The opening act last night, as printed on the ticket, was slated to be Against Me!, a band I know of, but I don’t know any songs. However, something happened and Against Me! would not be playing. Instead, we got The Polar Bear Club and The Bronx as opening acts. I did not know of either band, prior to this evening, but I’m up for anything. During and between sets, we drank vastly over-priced canned beer served by young, pretty bartenders in tight clothing. It’s a tough life.

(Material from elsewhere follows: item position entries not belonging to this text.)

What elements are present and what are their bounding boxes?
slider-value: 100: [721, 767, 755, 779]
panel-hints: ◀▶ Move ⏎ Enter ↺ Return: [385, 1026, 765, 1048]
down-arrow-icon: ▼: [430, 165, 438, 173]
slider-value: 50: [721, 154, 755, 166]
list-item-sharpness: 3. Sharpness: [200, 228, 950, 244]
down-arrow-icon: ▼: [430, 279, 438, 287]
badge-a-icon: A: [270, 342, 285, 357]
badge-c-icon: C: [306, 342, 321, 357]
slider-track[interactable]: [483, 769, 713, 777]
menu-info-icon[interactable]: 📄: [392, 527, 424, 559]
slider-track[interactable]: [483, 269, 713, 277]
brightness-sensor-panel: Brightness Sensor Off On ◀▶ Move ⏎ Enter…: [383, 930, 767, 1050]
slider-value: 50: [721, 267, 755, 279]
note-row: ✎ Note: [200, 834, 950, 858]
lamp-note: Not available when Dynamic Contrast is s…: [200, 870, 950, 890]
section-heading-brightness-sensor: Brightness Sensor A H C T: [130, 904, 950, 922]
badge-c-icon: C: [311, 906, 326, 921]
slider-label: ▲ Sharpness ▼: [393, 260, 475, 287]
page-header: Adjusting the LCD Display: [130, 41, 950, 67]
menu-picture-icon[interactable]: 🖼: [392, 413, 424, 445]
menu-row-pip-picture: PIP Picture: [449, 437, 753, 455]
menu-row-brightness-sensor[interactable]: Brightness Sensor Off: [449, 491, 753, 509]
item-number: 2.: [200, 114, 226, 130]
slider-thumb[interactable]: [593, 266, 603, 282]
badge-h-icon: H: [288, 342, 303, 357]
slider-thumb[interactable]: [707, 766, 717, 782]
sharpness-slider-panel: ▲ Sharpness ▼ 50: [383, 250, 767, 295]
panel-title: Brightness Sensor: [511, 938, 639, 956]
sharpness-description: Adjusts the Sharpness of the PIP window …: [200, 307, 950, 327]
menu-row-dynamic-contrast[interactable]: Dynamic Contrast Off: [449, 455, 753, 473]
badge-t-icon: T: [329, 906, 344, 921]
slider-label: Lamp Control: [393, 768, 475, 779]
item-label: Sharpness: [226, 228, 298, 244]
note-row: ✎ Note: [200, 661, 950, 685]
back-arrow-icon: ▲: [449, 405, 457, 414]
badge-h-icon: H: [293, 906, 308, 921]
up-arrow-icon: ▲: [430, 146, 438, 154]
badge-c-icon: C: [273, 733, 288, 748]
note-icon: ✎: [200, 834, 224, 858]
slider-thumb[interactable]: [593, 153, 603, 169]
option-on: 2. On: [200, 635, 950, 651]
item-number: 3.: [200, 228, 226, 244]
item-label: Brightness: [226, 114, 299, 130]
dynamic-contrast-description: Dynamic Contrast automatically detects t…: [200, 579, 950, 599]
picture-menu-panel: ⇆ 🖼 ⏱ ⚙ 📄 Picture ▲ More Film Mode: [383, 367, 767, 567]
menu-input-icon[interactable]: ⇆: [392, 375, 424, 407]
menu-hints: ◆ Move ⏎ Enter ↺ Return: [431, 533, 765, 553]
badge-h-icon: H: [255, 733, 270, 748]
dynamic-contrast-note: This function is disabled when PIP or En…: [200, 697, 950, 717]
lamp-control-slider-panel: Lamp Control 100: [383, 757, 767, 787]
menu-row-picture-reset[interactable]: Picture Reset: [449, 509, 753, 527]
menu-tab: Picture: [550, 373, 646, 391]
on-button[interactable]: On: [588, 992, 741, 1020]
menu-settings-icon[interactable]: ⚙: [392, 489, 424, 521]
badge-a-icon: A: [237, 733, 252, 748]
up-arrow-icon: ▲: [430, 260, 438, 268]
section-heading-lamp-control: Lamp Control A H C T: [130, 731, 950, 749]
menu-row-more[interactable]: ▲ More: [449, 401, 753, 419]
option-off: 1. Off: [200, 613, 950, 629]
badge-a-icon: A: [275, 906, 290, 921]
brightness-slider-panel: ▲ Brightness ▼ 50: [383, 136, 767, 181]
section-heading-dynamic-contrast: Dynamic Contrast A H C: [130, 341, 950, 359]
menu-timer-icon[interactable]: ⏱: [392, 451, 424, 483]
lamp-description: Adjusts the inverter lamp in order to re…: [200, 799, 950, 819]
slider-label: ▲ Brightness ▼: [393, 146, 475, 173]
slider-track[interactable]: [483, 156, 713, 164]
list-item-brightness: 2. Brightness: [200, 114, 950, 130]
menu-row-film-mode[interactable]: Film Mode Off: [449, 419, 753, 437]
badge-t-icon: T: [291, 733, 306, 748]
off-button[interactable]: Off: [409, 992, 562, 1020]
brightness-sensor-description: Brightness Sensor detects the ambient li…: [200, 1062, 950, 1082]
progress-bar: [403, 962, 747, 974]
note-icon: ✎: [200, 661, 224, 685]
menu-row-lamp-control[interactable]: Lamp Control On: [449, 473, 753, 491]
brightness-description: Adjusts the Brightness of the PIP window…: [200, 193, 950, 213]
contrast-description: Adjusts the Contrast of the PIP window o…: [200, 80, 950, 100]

The Polar Bear Club was decent (Wilf aptly called it “cookie-cutter”) pop-punk. They were competent, and looked to be having great fun. The lead singer had all the stage moves down pat, and REALLY liked to remind us that we were in Toronto (in case we’d forgotten). He did have one annoying habit, of yelling into the mike and then yanking it away from his mouth mid-note, causing ever part of a lyric to fade out needlessly. He must think it looks cool, but it didn’t sound very good. He also mentioned the honour of playing for Bad Religion and he really meant it.

Polar Bear Club

Up next was The Bronx. They also seemed to be having fun and were thrilled to be opening for BR. It was obvious from both opening acts (and from the crowd) that that band ellicits a LOT of respect in punk circles. Cool. The Bronx were very good at what they do, which was straight-on punk rock, and the singer pretty much only knew one pitch – scream. Their set was longer, and the crowd seemed to dig them, so fair play to them.

The Bronx

And then the roadies unfurled a huge Bad Religion backdrop behind the stage during the stage set-up, and the mood shifted into high gear in the club. When BR took the stage, the place went nuts. If you’ve heard this band’s music, you’ll know exactly how they sounded when I say that their live show sounds just like the records – only much, much louder. They went from song to song very quickly and, as you can tell from the set list (below), they hammered their way through a ton of songs. They were having good fun, but don’t be fooled – this was also total professionalism learned over decades of playing shows. It’s probably a little weird, to them, to be elder statesmen now given how young they were when they started.

IMAG1699

One of the coincidental perks, to me, was seeing this band on Easter Sunday. The irony! Singer Greg Graffin did mention it from the stage, but he didn’t make too much fuss about it. They played many songs I had heard before, and the songs from the new record fit into the set list easily. Wilf was thrilled that they played Anesthesia (Against The Grain is his favourite of their albums). And they played my favourite, Do What You Want, as well! I was well-pleased to see many people in the crowd singing along to all the words of every song, and there was much moshing and jumping about. People take this band very seriously and have a great time while they’re at it!

Bad Religion!

Every song was offered up with total control of the huge, fast sound and, thankfully, the thought-provoking lyrics were clearly understood. We were just to the right of the soundboard, and the sound in the venue was perfect. And even after all of that, it was over too soon and the lights came up.

Last song...

We got out of Toronto in good time, and were forced to drive through heavily blowing snow for a good portion of the trip home. We pulled up at my front door at 3 a.m. exactly.

Thank you Wilf, for making this trip happen, and thank you, Bad Religion, for putting on an absolutely phenomenal show. I would go again, anytime.

Here’s the setlist (copied shamelessly from the BR Page):

1 Past Is Dead*
2 We’re Only Gonna Die
3 New Dark Ages
4 True North*
5 Anesthesia
6 Generator (Festival Version)
7 I Want To Conquer The World
8 21st Century (Digital Boy)
9 Overture
10 Sinister Rouge
11 Fuck You*
12 Recipe For Hate
13 Suffer
14 Robin Hood in Reverse*
15 Sanity
16 Nothing to Dismay*
17 You
18 Do What You Want
19 No Direction
20 Beyond Electric Dreams
21 Epiphany
22 Come Join Us
23 Against The Grain
24 No Control
25 Changing Tide*
26 American Jesus
27 Sorrow
28 Fuck Armageddon…This is Hell
29 Vanity*
30 Infected
31 Dept. of False Hope*

Whew! 31 songs! 8 of which (*) constitute exactly half of the new album, True North.